L’oggetto del confronto interno tra le due fazioni è, per usare un’espressione attribuita dal Washington Post a Paul Smith, professore di legge alla George Town University che ha argomentato il celebre caso “Lawrence V. Texas” nel 2003, “la continua ridefinizione della collocazione della linea di confine tra libertà religiosa e protezione dalle discriminazioni”.
Sapendo che Ruth Bader Ginsburg aveva spesso lavorato per tenere quella linea sempre un po’ spostata a favore della parità di trattamento, tenendo a bada le eccezioni di origine religiosa, lo scenario che gli attivisti LGBT e tutti coloro che hanno a cuore il rispetto dei diritti civili temevano maggiormente era proprio quello che si è avverato: la nomina di Amy Coney Barrett.
La scelta di Donald Trump, infatti, è ricaduta su una personalità molto conosciuta in America per i suoi rapporti con l’organizzazione cristiana conservatrice “Alliance defending freedom” e per le numerose lettere pubbliche da lei firmate a favore del “matrimonio e della famiglia fondate sull’impegno indissolubile tra uomo e donna”.
Tutti questi elementi fanno temere i trans e gli omosessuali per i propri diritti.
Di qui l’importanza della novità introdotta nella Carta Costituzionale del Nevada che, alla luce di quanto appena detto, dovrebbe risultare più facile leggere come un riconoscimento con un fondamentale valore concreto e un impatto reale nella vita delle persone.
Chris Davin, già citato in precedenza, interrogato da NBC news, ha dichiarato che i cittadini del Nevada, approvando questa modifica costituzionale, hanno fatto qualcosa di concreto che contribuisce a proteggere la validità dei matrimoni tra persone dello stesso sesso anche “nel caso in cui a livello federale tale diritto venisse revocato”. A questo ha aggiunto anche che molte persone sono effettivamente preoccupate da questa eventualità da quando la Corte Suprema ha una nuova formazione.

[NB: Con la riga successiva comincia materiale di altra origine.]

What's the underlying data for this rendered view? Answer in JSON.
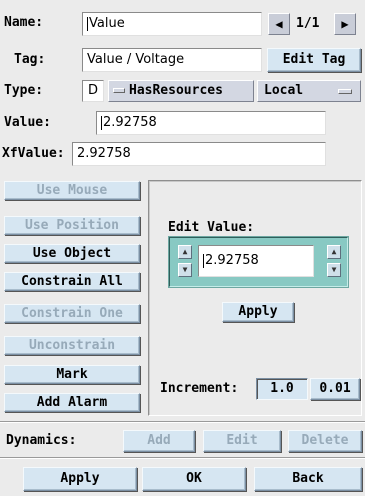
{
  "header": {
    "name_label": "Name:",
    "name_value": "Value",
    "page_indicator": "1/1",
    "tag_label": "Tag:",
    "tag_value": "Value / Voltage",
    "edit_tag_label": "Edit Tag",
    "type_label": "Type:",
    "type_value": "D",
    "has_resources_label": "HasResources",
    "scope_value": "Local",
    "value_label": "Value:",
    "value_value": "2.92758",
    "xfvalue_label": "XfValue:",
    "xfvalue_value": "2.92758"
  },
  "left_buttons": [
    {
      "label": "Use Mouse",
      "enabled": false
    },
    {
      "label": "Use Position",
      "enabled": false
    },
    {
      "label": "Use Object",
      "enabled": true
    },
    {
      "label": "Constrain All",
      "enabled": true
    },
    {
      "label": "Constrain One",
      "enabled": false
    },
    {
      "label": "Unconstrain",
      "enabled": false
    },
    {
      "label": "Mark",
      "enabled": true
    },
    {
      "label": "Add Alarm",
      "enabled": true
    }
  ],
  "edit_panel": {
    "title": "Edit Value:",
    "value": "2.92758",
    "apply_label": "Apply",
    "increment_label": "Increment:",
    "increments": [
      "1.0",
      "0.01"
    ]
  },
  "dynamics": {
    "label": "Dynamics:",
    "add_label": "Add",
    "edit_label": "Edit",
    "delete_label": "Delete"
  },
  "footer": {
    "apply_label": "Apply",
    "ok_label": "OK",
    "back_label": "Back"
  }
}
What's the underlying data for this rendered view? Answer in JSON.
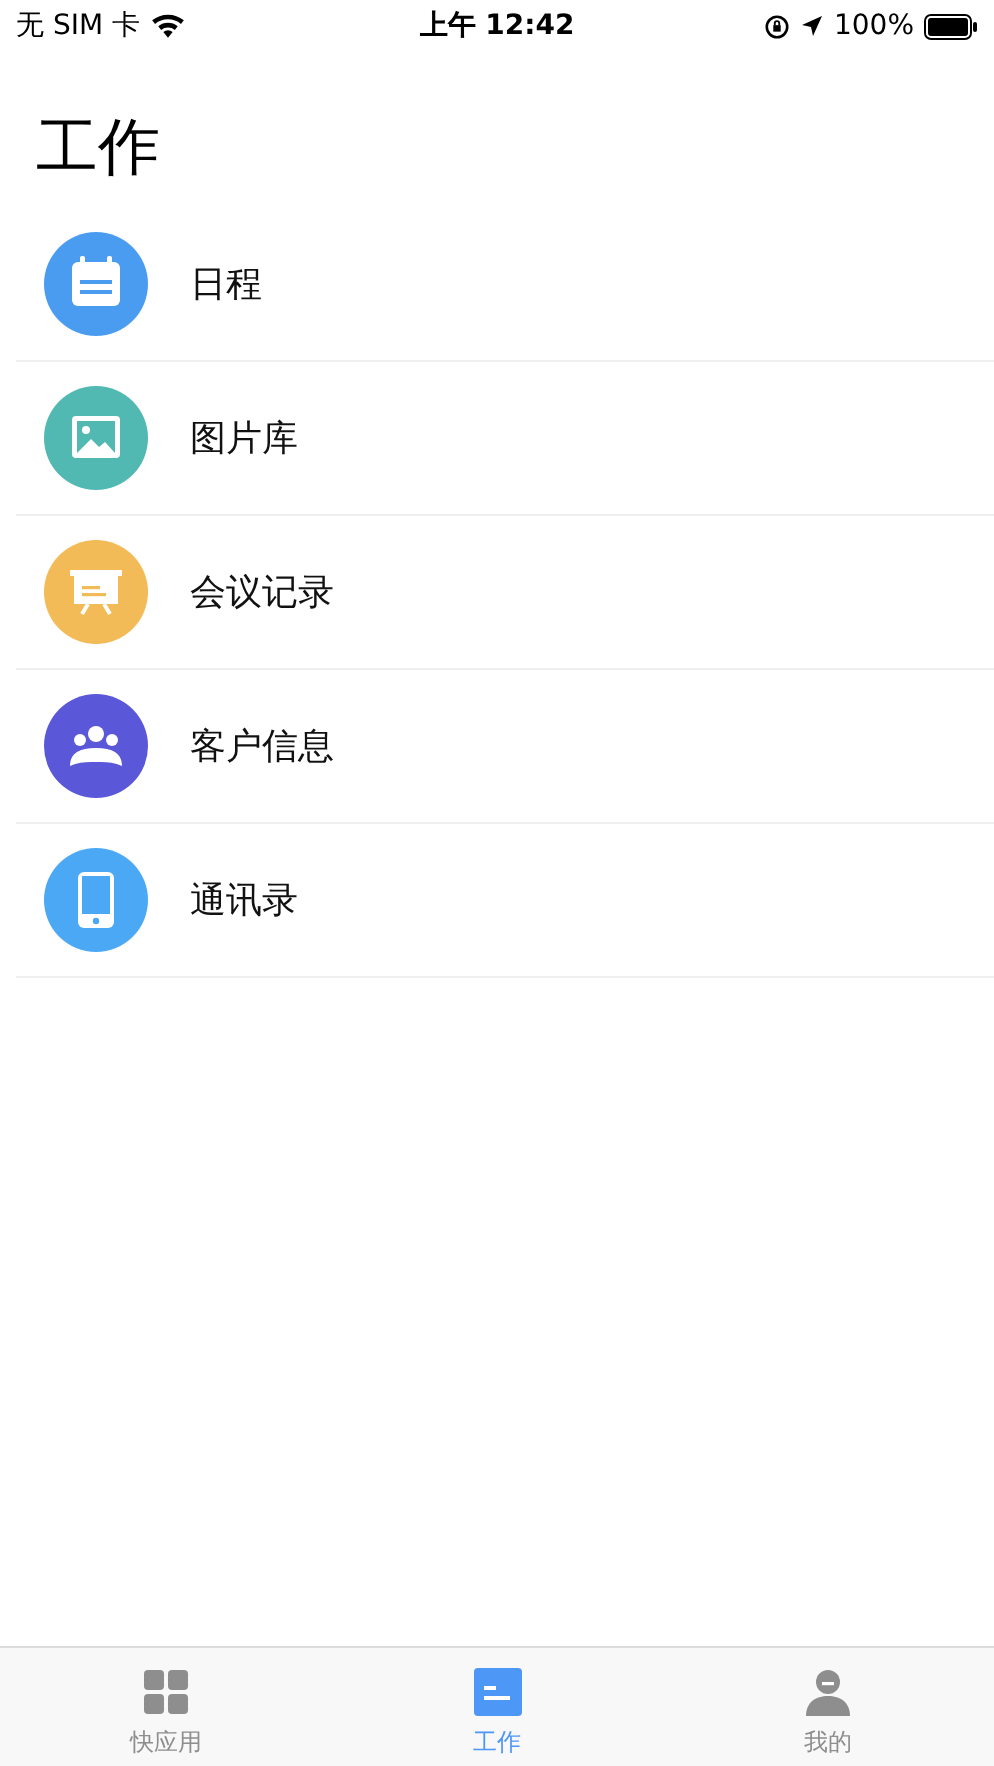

Il voto espresso nel referendum del 3 Novembre, quindi, ha una valenza tutt’altro che formale e dice molto circa l’importanza concreta del riconoscimento in ambito giuridico, dell’incidenza che questo ha nell’esistenza delle persone.
Chi appartiene a categorie di persone per cui tale riconoscimento è scontato, spesso ignora o dimentica la sua importanza, ma l’augurio è che dal Nevada possano imparare gli altri Stati americani e, in generale, del mondo che spesso trascurano certi temi rilegandoli in secondo piano nel dibattito pubblico. Sono in tanti, anche nel nostro paese, a fare l’errore di considerare certi argomenti sempre secondi, mai prioritari, senza accorgersi o senza curarsi del fatto che in questo modo si crea una gerarchia tra cittadini, tra chi è sicuro dei propri diritti e coloro cui non è dato esserlo.